Fair play to Negroponte, he didn't take the bait and when asked directly whether _he'd_ been hurt by Intel's activities, he specifically referred to "the mission" being hurt - by which he probably was refering to the XO product as opposed to the "one laptop per Child" mission - the one that once supposedly cared about the outcome, not the means.

Rather disappointingly, no one at OLPC actually addressed Wayan's (and OLPC News regulars') main points. There was a single pop about theft and security posed by the interviewer and that was answered with a claim that stolen machines will magically stop working 24hrs after they are nicked. Nothing about teachers, roll out strategy, nothing.

Not. A. Dickie. Bird.

Well dodged once more Nick, turn defence into attack - ignore the concerns, attack the "competition" for dirty tricks.

"...attack the "competition" for dirty tricks."

If you read:

You see a note that Intel will only produce as many Classamtes as XOs will sell.

I interpret this as admission that Intel will support the Classmate as long as the OLPC is selling XOs. Intel will stop supporting the Classmate after the XO fails. Therefore, Intel seems to be in the game only to block XOs from selling at the cost of the children in the developing world.

Derailling attempts to help the poor, that is more or less one of the definitions of evil, isn't it?


No need to worry about Intel's intentions (good or bad as they may be).

The OLPC Project will live or die on its own merits - which is the way it should be.

I'm pretty sure that, with all his political connections, NOBODY will be able to stop Negroponte IF (and that's a BIG "if") he achieves the so-far elusive goal of showing the world how these machines will help students. So far, all we have is a lot of promises, an not-fully-functional XO prototype, a price that has almost doubled and no idea what the real TCO will be.

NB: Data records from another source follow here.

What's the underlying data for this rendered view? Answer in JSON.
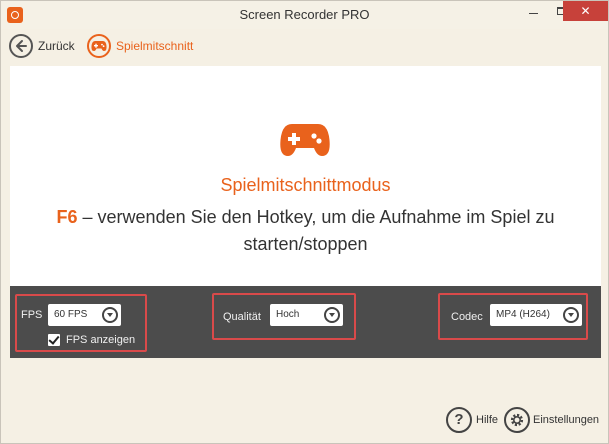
{
  "window": {
    "title": "Screen Recorder PRO",
    "minimize_icon": "minimize-icon",
    "maximize_icon": "maximize-icon",
    "close_icon": "close-icon",
    "close_glyph": "✕"
  },
  "nav": {
    "back_label": "Zurück",
    "mode_label": "Spielmitschnitt"
  },
  "content": {
    "mode_title": "Spielmitschnittmodus",
    "hotkey_key": "F6",
    "hotkey_text": " – verwenden Sie den Hotkey, um die Aufnahme im Spiel zu starten/stoppen"
  },
  "settings": {
    "fps_label": "FPS",
    "fps_value": "60 FPS",
    "show_fps_label": "FPS anzeigen",
    "show_fps_checked": true,
    "quality_label": "Qualität",
    "quality_value": "Hoch",
    "codec_label": "Codec",
    "codec_value": "MP4 (H264)"
  },
  "footer": {
    "help_glyph": "?",
    "help_label": "Hilfe",
    "settings_label": "Einstellungen"
  },
  "colors": {
    "accent": "#e9621c",
    "highlight_border": "#d94a4a",
    "settings_bar": "#4c4c4c",
    "background": "#f5f0e4"
  }
}
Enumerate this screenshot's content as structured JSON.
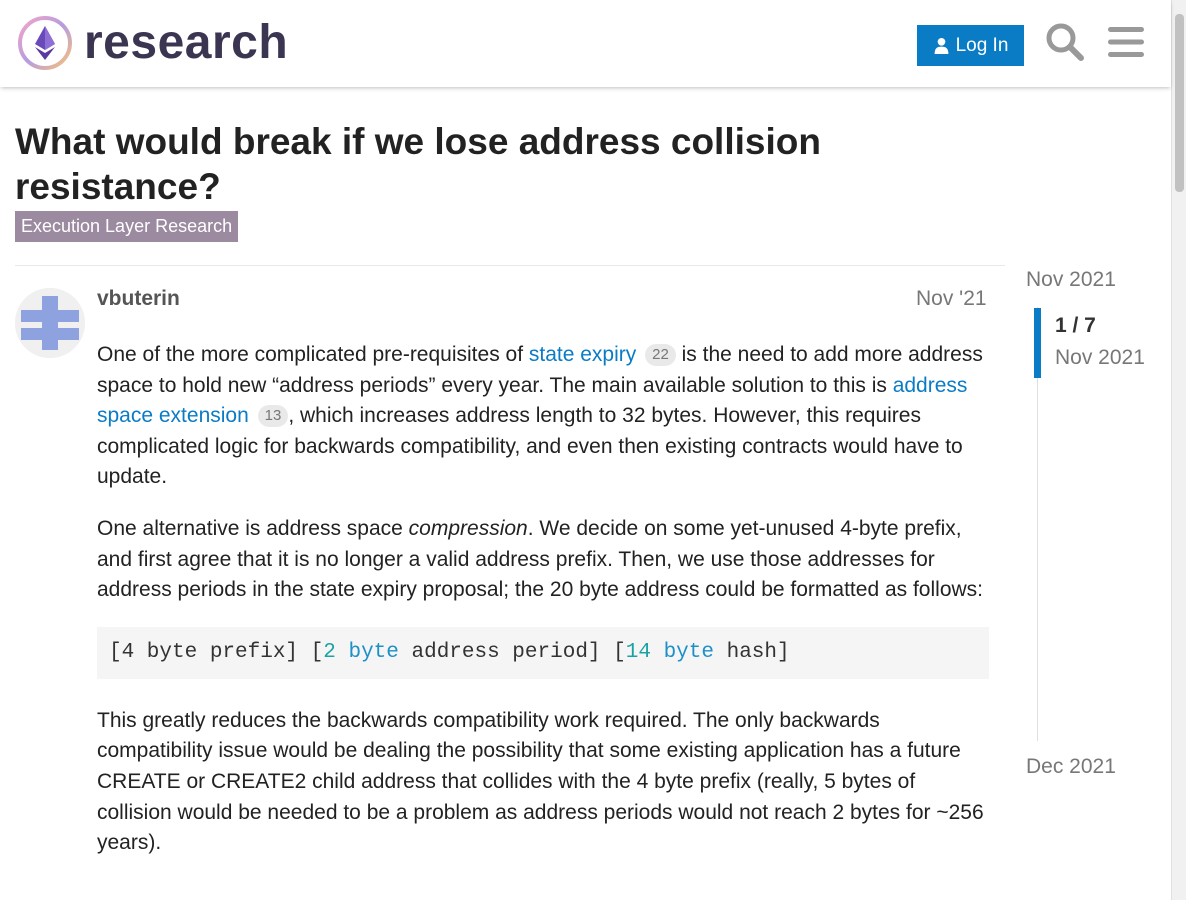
{
  "header": {
    "brand": "research",
    "login_label": "Log In",
    "search_icon": "search-icon",
    "menu_icon": "hamburger-menu-icon",
    "accent": "#0a7cc6"
  },
  "topic": {
    "title": "What would break if we lose address collision resistance?",
    "category": "Execution Layer Research",
    "category_color": "#9b8aa0"
  },
  "post": {
    "username": "vbuterin",
    "date": "Nov '21",
    "p1_a": "One of the more complicated pre-requisites of ",
    "link1": "state expiry",
    "link1_count": "22",
    "p1_b": " is the need to add more address space to hold new “address periods” every year. The main available solution to this is ",
    "link2": "address space extension",
    "link2_count": "13",
    "p1_c": ", which increases address length to 32 bytes. However, this requires complicated logic for backwards compatibility, and even then existing contracts would have to update.",
    "p2_a": "One alternative is address space ",
    "p2_em": "compression",
    "p2_b": ". We decide on some yet-unused 4-byte prefix, and first agree that it is no longer a valid address prefix. Then, we use those addresses for address periods in the state expiry proposal; the 20 byte address could be formatted as follows:",
    "code": {
      "t1": "[4 byte prefix] [",
      "n1": "2",
      "s1": " ",
      "k1": "byte",
      "t2": " address period] [",
      "n2": "14",
      "s2": " ",
      "k2": "byte",
      "t3": " hash]"
    },
    "p3": "This greatly reduces the backwards compatibility work required. The only backwards compatibility issue would be dealing the possibility that some existing application has a future CREATE or CREATE2 child address that collides with the 4 byte prefix (really, 5 bytes of collision would be needed to be a problem as address periods would not reach 2 bytes for ~256 years)."
  },
  "timeline": {
    "start": "Nov 2021",
    "position": "1 / 7",
    "position_date": "Nov 2021",
    "end": "Dec 2021"
  }
}
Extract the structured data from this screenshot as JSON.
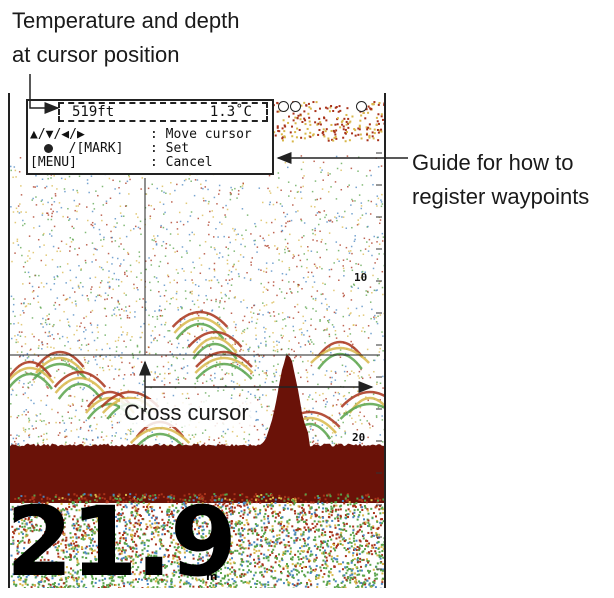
{
  "callouts": {
    "temperature_depth_line1": "Temperature and depth",
    "temperature_depth_line2": "at cursor position",
    "guide_line1": "Guide for how to",
    "guide_line2": "register waypoints",
    "cross_cursor": "Cross cursor"
  },
  "readout": {
    "depth": "519ft",
    "temperature": "1.3˚C"
  },
  "guide": [
    {
      "key": "▲/▼/◀/▶",
      "sep": ":",
      "action": "Move cursor"
    },
    {
      "key": "  /[MARK]",
      "sep": ":",
      "action": "Set"
    },
    {
      "key": "[MENU]",
      "sep": ":",
      "action": "Cancel"
    }
  ],
  "display": {
    "depth_value": "21.9",
    "depth_unit": "m",
    "scale_10": "10",
    "scale_20": "20"
  },
  "colors": {
    "seabed": "#6a1208",
    "echo_red": "#a8321a",
    "echo_yellow": "#d8b74a",
    "echo_green": "#58a34a",
    "echo_blue": "#4a86c0"
  }
}
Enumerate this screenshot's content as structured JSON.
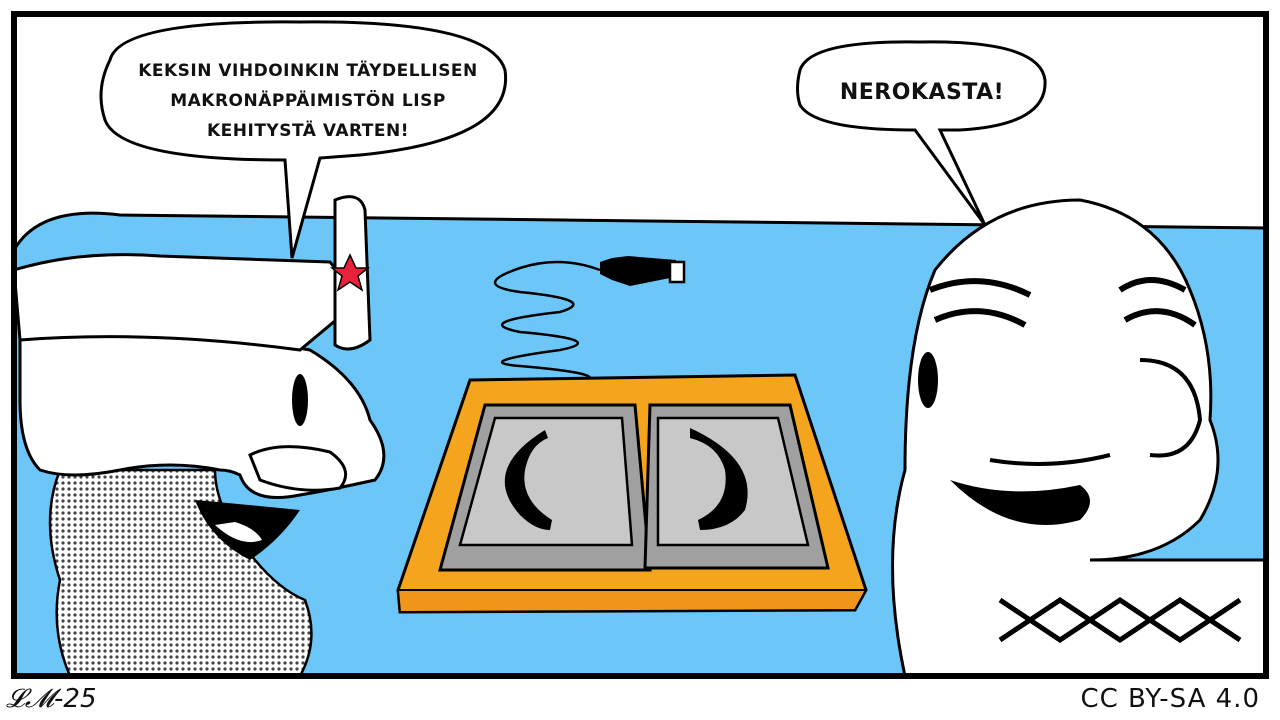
{
  "comic": {
    "speech_left": {
      "line1": "KEKSIN VIHDOINKIN TÄYDELLISEN",
      "line2": "MAKRONÄPPÄIMISTÖN LISP",
      "line3": "KEHITYSTÄ VARTEN!"
    },
    "speech_right": "NEROKASTA!",
    "signature": "𝓛𝓜-25",
    "license": "CC BY-SA 4.0",
    "keys": [
      "(",
      ")"
    ]
  },
  "colors": {
    "background": "#6cc6f7",
    "keyboard": "#f5a41d",
    "keycap": "#c8c8c8",
    "outline": "#000000",
    "star": "#e8203a"
  }
}
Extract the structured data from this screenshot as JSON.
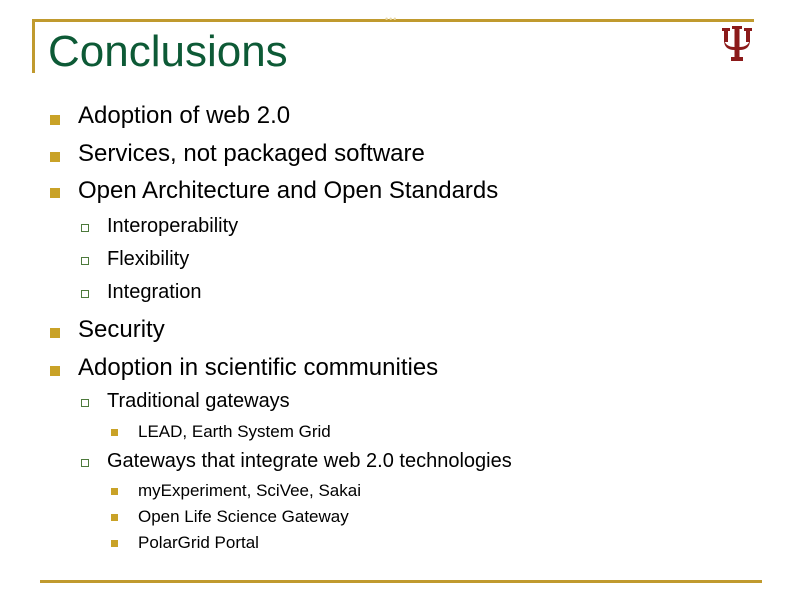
{
  "slide": {
    "title": "Conclusions",
    "logo": "indiana-university-trident-icon",
    "colors": {
      "title": "#0d5a36",
      "frame": "#c09a2e",
      "bullet_level1": "#c9a227",
      "bullet_level2": "#4d7a3c",
      "logo": "#8b1a1a"
    },
    "bullets": [
      {
        "text": "Adoption of web 2.0"
      },
      {
        "text": "Services, not packaged software"
      },
      {
        "text": "Open Architecture and Open Standards",
        "children": [
          {
            "text": "Interoperability"
          },
          {
            "text": "Flexibility"
          },
          {
            "text": "Integration"
          }
        ]
      },
      {
        "text": "Security"
      },
      {
        "text": "Adoption in scientific communities",
        "children": [
          {
            "text": "Traditional gateways",
            "children": [
              {
                "text": "LEAD, Earth System Grid"
              }
            ]
          },
          {
            "text": "Gateways that integrate web 2.0 technologies",
            "children": [
              {
                "text": "myExperiment, SciVee, Sakai"
              },
              {
                "text": "Open Life Science Gateway"
              },
              {
                "text": "PolarGrid Portal"
              }
            ]
          }
        ]
      }
    ]
  }
}
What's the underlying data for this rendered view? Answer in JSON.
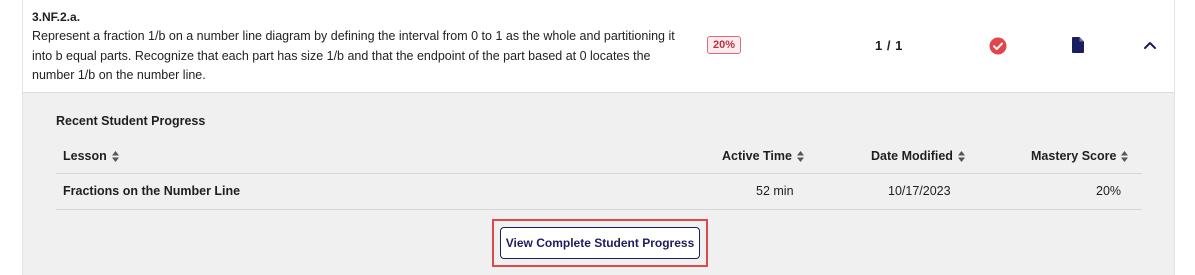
{
  "standard": {
    "code": "3.NF.2.a.",
    "description": "Represent a fraction 1/b on a number line diagram by defining the interval from 0 to 1 as the whole and partitioning it into b equal parts. Recognize that each part has size 1/b and that the endpoint of the part based at 0 locates the number 1/b on the number line.",
    "score_badge": "20%",
    "fraction": "1 / 1",
    "icons": {
      "status": "check-circle-icon",
      "document": "document-icon",
      "toggle": "chevron-up-icon"
    },
    "colors": {
      "badge_border": "#e06a78",
      "badge_bg": "#fdecef",
      "check": "#e0474c",
      "accent": "#1b1e5e"
    }
  },
  "progress": {
    "title": "Recent Student Progress",
    "columns": [
      "Lesson",
      "Active Time",
      "Date Modified",
      "Mastery Score"
    ],
    "rows": [
      {
        "lesson": "Fractions on the Number Line",
        "active_time": "52 min",
        "date_modified": "10/17/2023",
        "mastery_score": "20%"
      }
    ],
    "button_label": "View Complete Student Progress"
  }
}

The ball is in Negroponte's hand, and only he can get it rolling, with or without Intel.

Great stuff. And Wayan, even dressed as a bank manager, you did look great.

I only missed a better discussion about the "Trojan horse" approach, but I guess that is something that may appear in future features.

Winter: If you read:

You see a note that Intel will only produce as many Classamtes as XOs will sell.

Er, where does it say that? Perhaps I'm a bit dim, but I couldn't find that bit of info anywhere.

"But he said that could change if Negroponte's effort shows strong demand for such devices."


Does this sound as a company committed to developing a real market ecosystem for educational laptops?

To me it sounds as a company that will just do enough to kill the OLPC project.


Winter, it neither says nor doesn't say what you stated earlier.

It appears to me to be a statement that Intel are ready to increase production to meet demand. As such, it reads like a workaday press release promise dispatched to reassure jumpy shareholders worried that the next billion internet users will be sewn up by a rival.

BTW, Could you explain what a "real market ecosystem" is? I've never heard of such a thing, so I'm not sure who has tried to commit to one in the past.

Winter, I think that Intel's strategy is based on the Classmate's ability to run any software from the Wintel ecology... that may not be an educational SW ecology (nor make much sense, IMHO), but at least answers your concern.

How do i get one for my daughter for $100, im on fixed income? For christmas.